Simon Moffatt, senior product manager at ForgeRock, a provider of access management software, said he hoped the speed and scale of the Dyn attack would refocus attention on the identity and security aspects of massive IoT device deployments.

“The devices themselves need a baseline set of security principles – no hard-coded usernames or passwords, transport layer security where possible, the ability to update firmware and with any computer deployment, and disabling all non-necessary services and ports,” said Moffatt.

“With respect to manually accessing the device, default passwords should be changeable upon initial use, with all root or high-level administration accounts disabled.”

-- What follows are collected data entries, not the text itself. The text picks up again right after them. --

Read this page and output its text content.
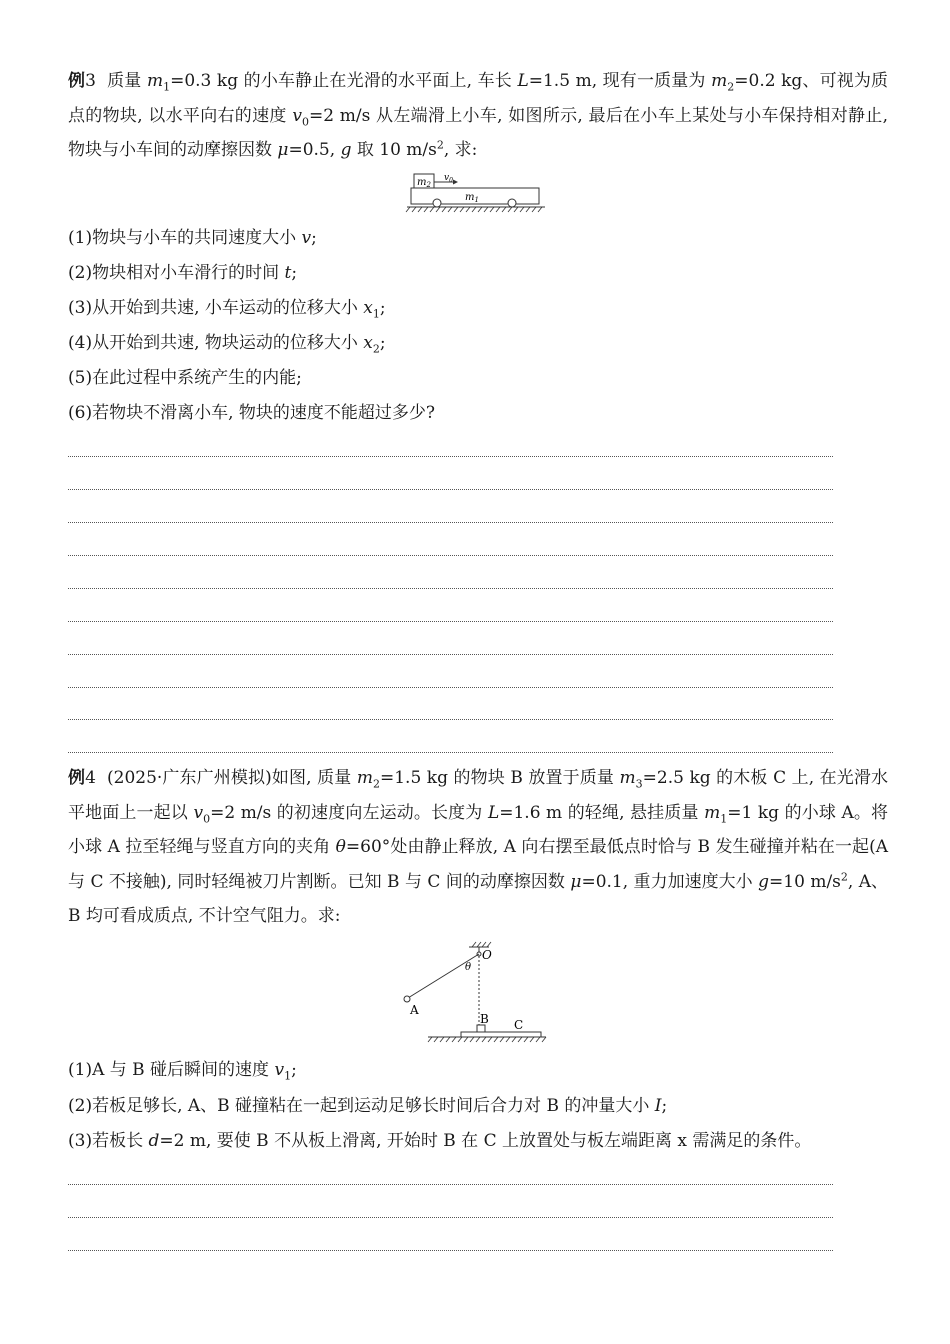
例3 质量 $m_1=0.3$ kg 的小车静止在光滑的水平面上, 车长 L=1.5 m, 现有一质量为 $m_2=0.2$ kg、可视为质点的物块, 以水平向右的速度 $v_0=2$ m/s 从左端滑上小车, 如图所示, 最后在小车上某处与小车保持相对静止, 物块与小车间的动摩擦因数 μ=0.5, g 取 10 $m/s^2$, 求:
$m_2$
$v_0$
$m_1$
(1)物块与小车的共同速度大小 v;
(2)物块相对小车滑行的时间 t;
(3)从开始到共速, 小车运动的位移大小 $x_1$;
(4)从开始到共速, 物块运动的位移大小 $x_2$;
(5)在此过程中系统产生的内能;
(6)若物块不滑离小车, 物块的速度不能超过多少?
例4 (2025·广东广州模拟)如图, 质量 $m_2=1.5$ kg 的物块 B 放置于质量 $m_3=2.5$ kg 的木板 C 上, 在光滑水平地面上一起以 $v_0=2$ m/s 的初速度向左运动。长度为 L=1.6 m 的轻绳, 悬挂质量 $m_1=1$ kg 的小球 A。将小球 A 拉至轻绳与竖直方向的夹角 θ=60°处由静止释放, A 向右摆至最低点时恰与 B 发生碰撞并粘在一起(A 与 C 不接触), 同时轻绳被刀片割断。已知 B 与 C 间的动摩擦因数 μ=0.1, 重力加速度大小 g=10 $m/s^2$, A、B 均可看成质点, 不计空气阻力。求:
O
θ
A
B C
(1)A 与 B 碰后瞬间的速度 $v_1$;
(2)若板足够长, A、B 碰撞粘在一起到运动足够长时间后合力对 B 的冲量大小 I;
(3)若板长 d=2 m, 要使 B 不从板上滑离, 开始时 B 在 C 上放置处与板左端距离 x 需满足的条件。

The immediate solution is for manufacturers to eliminate default or easy passwords to access and manage smart or connected devices
Chase Cunningham, Cyber Operations

Chris Sullivan, general manager of intelligence and analytics at Core Security, said companies needed to move immediately to get to grips with large IoT botnets, especially as many of the same devices had access to sensitive enterprise and government networks, and not just consumer services.

“They can be used to launch attacks on those networks from the inside where all of the next-generation firewalls, intrusion prevention and user-based analytics tools won’t even see them,” said Sullivan.

“What is required now is the deployment of systems that don’t try to control the IoT devices, but rather watch and learn how they behave so we can identify malicious activity and isolate them when necessary.”

More to come

Since immediate action to secure the IoT is virtually impossible to mandate on a worldwide basis, it looks likely that larger and more damaging DDoS attacks involving Mirai, or other forms of IoT botnets, will be inevitable.

“The really frightening part of this is not that we will be struggling with these new attacks for some time, but that the underlying weakness which makes them successful can and will be used to unleash more serious attacks that steal credit cards and weapons designs, manipulate processes like the Swift global funds transfers, and even destroy physical things,” said Sullivan at Core Security.

Wieland Alge, vice-president and general manager of Europe, the Middle East and Africa at Barracuda Networks, added: “When it comes to the exploitation of IoT devices, the attack on Dyn is the thin end of a very long wedge.

“Among security experts, it’s widely believed that IoT botnet harvesting has been happening for some time. As cyber criminals look for new and sophisticated ways to monetise their crime, it is inevitable there will be more attacks like this to come.”